ECE News Story
Clark School, DARPA Launch Pilot Academic Fellows Program
By bringing together military service officers and engineering and science researchers in a pilot program this summer, the University of Maryland’s A. James Clark School of Engineering and the Defense Advanced Research Projects Agency (DARPA) will take a first step toward developing a new method for revolutionizing future defense technologies—a method based on the interaction of people who normally work from different agendas and perspectives.

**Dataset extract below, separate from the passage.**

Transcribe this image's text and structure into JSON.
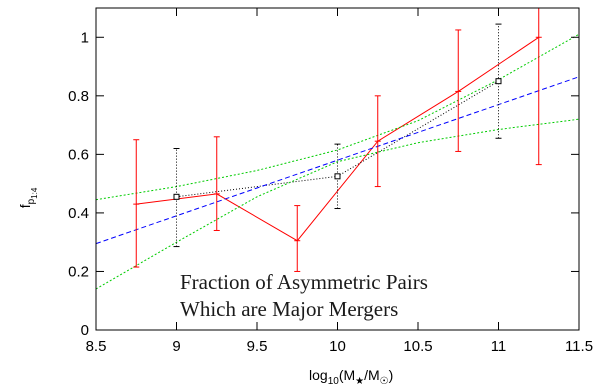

“The Clark School, by virtue of its proximity to and close relations with major federal agencies, is well prepared to assist DARPA in establishing a new basis for creating the advanced technologies our armed services will need in the future,” states Clark School Dean Darryll Pines, whose office will administer the pilot program. “We are building a new way for military and academic personnel to interact that will challenge both and derive innovations neither would achieve by working alone.”

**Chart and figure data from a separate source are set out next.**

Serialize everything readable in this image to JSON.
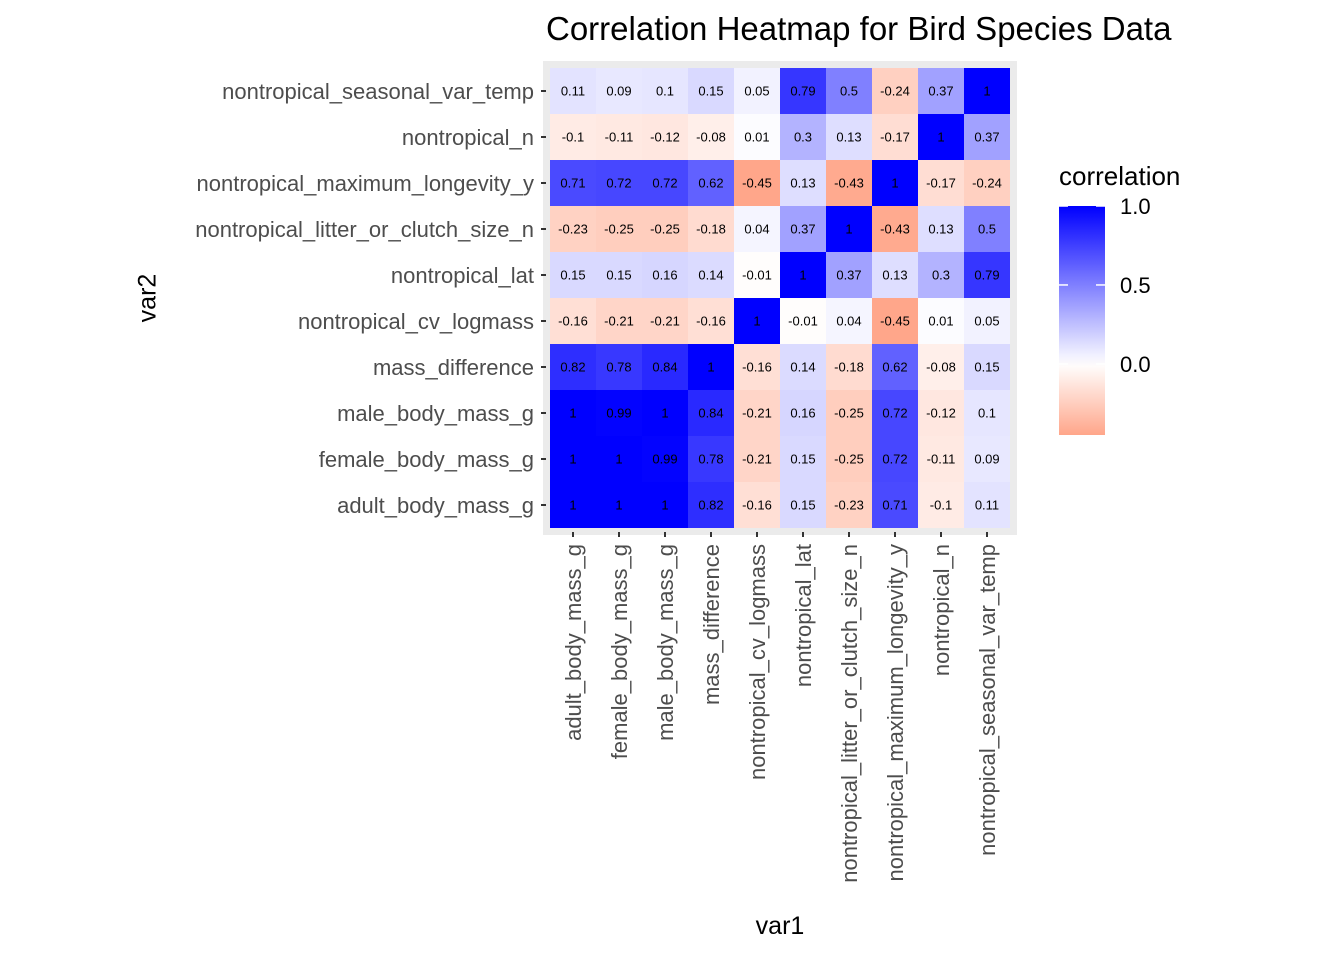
{
  "chart_data": {
    "type": "heatmap",
    "title": "Correlation Heatmap for Bird Species Data",
    "xlabel": "var1",
    "ylabel": "var2",
    "variables": [
      "adult_body_mass_g",
      "female_body_mass_g",
      "male_body_mass_g",
      "mass_difference",
      "nontropical_cv_logmass",
      "nontropical_lat",
      "nontropical_litter_or_clutch_size_n",
      "nontropical_maximum_longevity_y",
      "nontropical_n",
      "nontropical_seasonal_var_temp"
    ],
    "matrix": [
      [
        1,
        1,
        1,
        0.82,
        -0.16,
        0.15,
        -0.23,
        0.71,
        -0.1,
        0.11
      ],
      [
        1,
        1,
        0.99,
        0.78,
        -0.21,
        0.15,
        -0.25,
        0.72,
        -0.11,
        0.09
      ],
      [
        1,
        0.99,
        1,
        0.84,
        -0.21,
        0.16,
        -0.25,
        0.72,
        -0.12,
        0.1
      ],
      [
        0.82,
        0.78,
        0.84,
        1,
        -0.16,
        0.14,
        -0.18,
        0.62,
        -0.08,
        0.15
      ],
      [
        -0.16,
        -0.21,
        -0.21,
        -0.16,
        1,
        -0.01,
        0.04,
        -0.45,
        0.01,
        0.05
      ],
      [
        0.15,
        0.15,
        0.16,
        0.14,
        -0.01,
        1,
        0.37,
        0.13,
        0.3,
        0.79
      ],
      [
        -0.23,
        -0.25,
        -0.25,
        -0.18,
        0.04,
        0.37,
        1,
        -0.43,
        0.13,
        0.5
      ],
      [
        0.71,
        0.72,
        0.72,
        0.62,
        -0.45,
        0.13,
        -0.43,
        1,
        -0.17,
        -0.24
      ],
      [
        -0.1,
        -0.11,
        -0.12,
        -0.08,
        0.01,
        0.3,
        0.13,
        -0.17,
        1,
        0.37
      ],
      [
        0.11,
        0.09,
        0.1,
        0.15,
        0.05,
        0.79,
        0.5,
        -0.24,
        0.37,
        1
      ]
    ],
    "legend": {
      "title": "correlation",
      "ticks": [
        "0.0",
        "0.5",
        "1.0"
      ],
      "tick_values": [
        0,
        0.5,
        1
      ],
      "range": [
        -0.45,
        1
      ],
      "placement": "right"
    },
    "colors": {
      "low": "#ffa68a",
      "mid": "#ffffff",
      "high": "#0000ff",
      "panel_background": "#ebebeb",
      "grid": "#ffffff"
    }
  }
}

The pilot program will support four postdoctoral researchers as DARPA Academic Fellows. They will spend three months full-time at DARPA interacting with their counterparts from the military, called DARPA Service Chief Fellows, as well as with DARPA program managers; they will also visit with current DARPA technology performers (academic and industrial labs). Through this process they will work with military officers to conduct a limited and focused research project with specific deliverables; form professional relationships with those officers and learn about their perspectives and needs; gain an understanding of DARPA technology development efforts and impending changes; and become “ambassadors” who can return to their campuses with in-depth knowledge of DARPA projects and requirements and in the future return to DARPA to serve as program managers.
The Clark School will administer the program in collaboration with DARPA and regional universities. Each participating academic fellow must have earned a doctoral degree in science or engineering or a closely related field, be a U.S. citizen, and be clearable to “secret” level.